The output looks like this to me (and I would like the developers to look at it because I am not sure that the chi-squared df are correct:

> summary(fit.1 <- mxRun(model.1), SaturatedLikelihood=satfit.1)
Running Autoantibody before IFNa activity model
Summary of Autoantibody before IFNa activity model

free parameters:
name matrix row col Estimate lbound ubound
1 IFN1 A IFNa2 IFNa1 0.31453547
2 IFN2 A IFNa3 IFNa2 0.63617617
3 a1 A IFNa2 Ab1 0.32507136
4 ab1 A Ab2 Ab1 0.86859883
5 a2 A IFNa3 Ab2 0.32619533
6 ab2 A Ab3 Ab2 0.90341107
7 Autoantibody before IFNa activity model.S[2,2] S IFNa2 IFNa2 0.73627615 0.01
8 Autoantibody before IFNa activity model.S[3,3] S IFNa3 IFNa3 0.24049468 0.01
9 v1 S IFNa1 Ab1 0.28910522
10 v2 S IFNa2 Ab2 0.23711782
11 Autoantibody before IFNa activity model.S[5,5] S Ab2 Ab2 0.24553605 0.01
12 v3 S IFNa3 Ab3 -0.15010803
13 Autoantibody before IFNa activity model.S[6,6] S Ab3 Ab3 0.18384846 0.01
14 Autoantibody before IFNa activity model.Threshold[1,1] Threshold 1 Ab1 -0.15334071
15 Autoantibody before IFNa activity model.Threshold[1,2] Threshold 1 Ab2 -0.60399633
16 Autoantibody before IFNa activity model.Threshold[1,3] Threshold 1 Ab3 -0.73879246
17 Autoantibody before IFNa activity model.Threshold[1,4] Threshold 1 IFNa1 0.39794957
18 Autoantibody before IFNa activity model.Threshold[1,5] Threshold 1 IFNa2 0.01252314
19 Autoantibody before IFNa activity model.Threshold[1,6] Threshold 1 IFNa3 -0.38241874

observed statistics: 316
Constraint 'Varcon' contributes 4 observed statistics.
estimated parameters: 19
degrees of freedom: 297
-2 log likelihood: 312.2739
saturated -2 log likelihood: 308.9829
number of observations: 52
chi-square: X2 ( df=2 ) = 3.290923, p = 0.1929235
Information Criteria:
| df Penalty | Parameters Penalty | Sample-Size Adjusted
AIC: -281.7261 350.2739 NA
BIC: -861.2455 387.3475 327.6815
CFI: NA
TLI: NA
RMSEA: 0.1114124 [95% CI (0, 0.3506192)]
Some of your fit indices are missing.
To get them, fit saturated and independence models, and include them with
summary(yourModel, SaturatedLikelihood=..., IndependenceLikelihood=...).
timestamp: 2014-08-28 10:04:35
wall clock time: 0.335669 secs
OpenMx version number: 2.0.0.3766
Need help?
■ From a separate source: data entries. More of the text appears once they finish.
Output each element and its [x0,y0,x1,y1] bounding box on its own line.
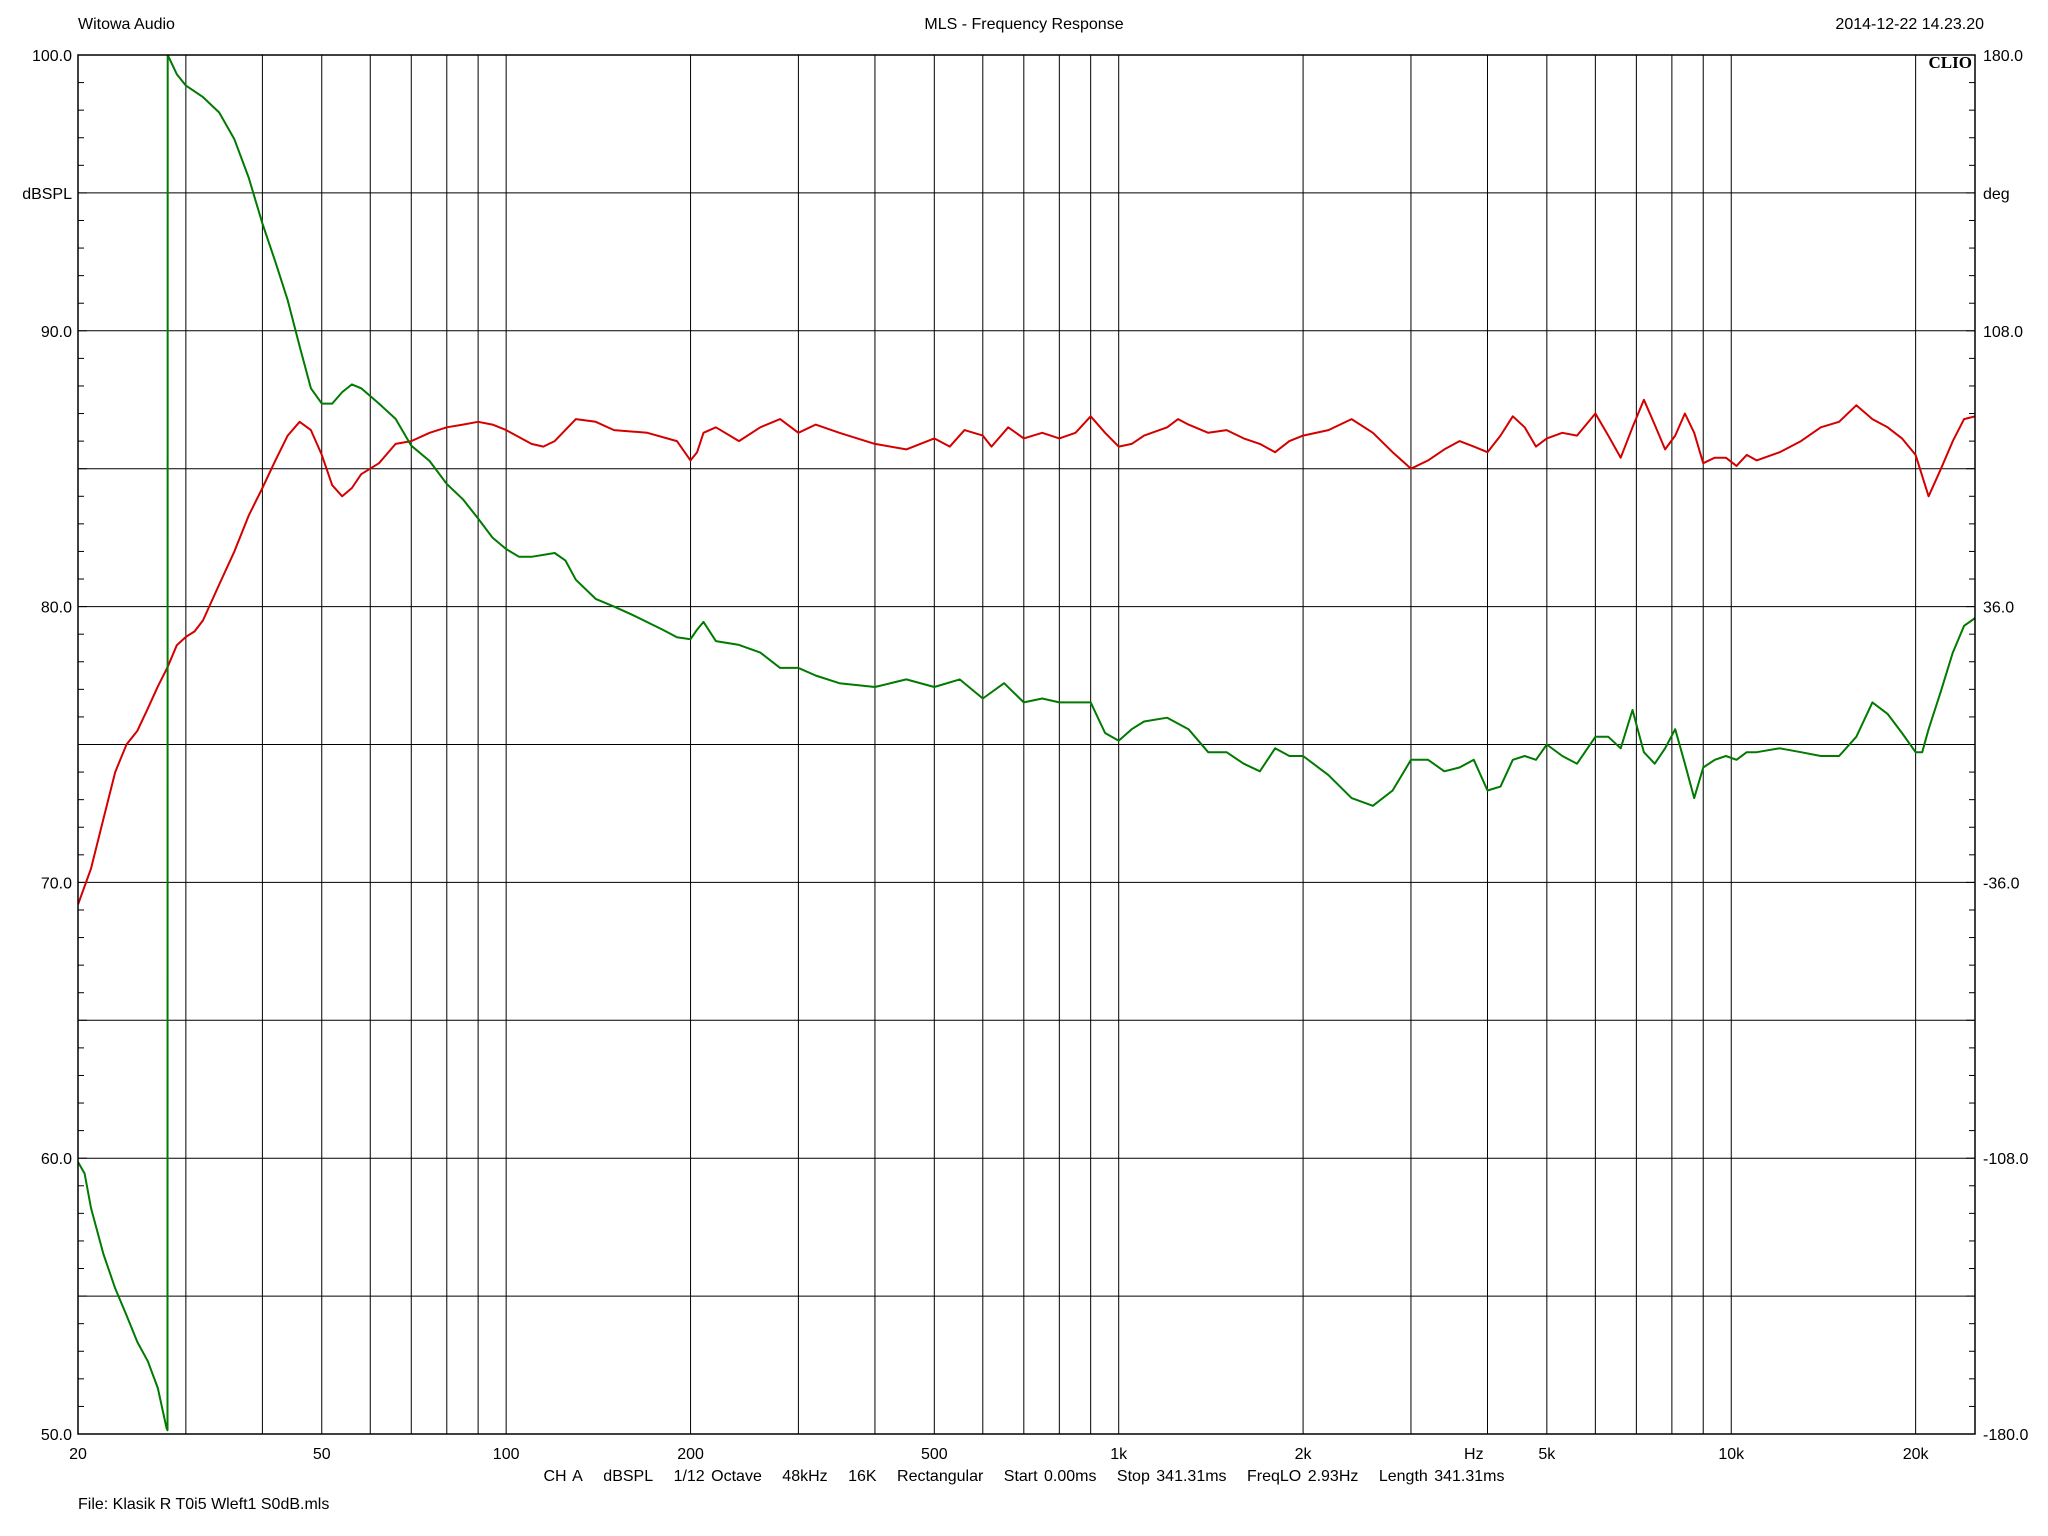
x-tick-label-6: 2k [1295,1446,1313,1463]
header-timestamp: 2014-12-22 14.23.20 [1835,16,1984,33]
file-name: File: Klasik R T0i5 Wleft1 S0dB.mls [78,1496,330,1513]
x-tick-label-4: 500 [921,1446,948,1463]
measurement-parameters: CH A dBSPL 1/12 Octave 48kHz 16K Rectang… [0,1468,2048,1486]
magnitude-curve [78,398,1975,905]
y-left-tick-label-5: 60.0 [41,1151,72,1168]
x-tick-label-1: 50 [313,1446,331,1463]
param-length: Length 341.31ms [1378,1468,1505,1485]
y-right-tick-label-5: -108.0 [1983,1151,2028,1168]
param-sample-rate: 48kHz [782,1468,828,1485]
param-stop: Stop 341.31ms [1116,1468,1227,1485]
grid-lines [78,55,1975,1434]
param-window: Rectangular [897,1468,984,1485]
x-tick-label-5: 1k [1110,1446,1128,1463]
x-tick-label-2: 100 [493,1446,520,1463]
axis-labels: 20 50 100 200 500 1k 2k Hz 5k 10k 20k 100.0 dBSPL 90.… [22,48,2028,1463]
x-tick-label-0: 20 [69,1446,87,1463]
param-freqlo: FreqLO 2.93Hz [1247,1468,1359,1485]
y-left-tick-label-2: 90.0 [41,324,72,341]
phase-curve [78,55,1975,1432]
param-smoothing: 1/12 Octave [673,1468,762,1485]
y-left-tick-label-6: 50.0 [41,1427,72,1444]
y-left-tick-label-0: 100.0 [32,48,72,65]
x-tick-label-3: 200 [677,1446,704,1463]
y-left-tick-label-3: 80.0 [41,600,72,617]
chart-title: MLS - Frequency Response [924,16,1124,33]
param-unit: dBSPL [603,1468,654,1485]
y-right-tick-label-2: 108.0 [1983,324,2023,341]
y-right-tick-label-0: 180.0 [1983,48,2023,65]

See help(mxSummary)

Finally, note that OpenMx is using a normal theory threshold model here, effectively working with tetrachoric correlations. These may differ from the statistics being used in other software. Some robust methods use Pearson correlations, which may underestimate the latent correlation relative to those of the threshold model.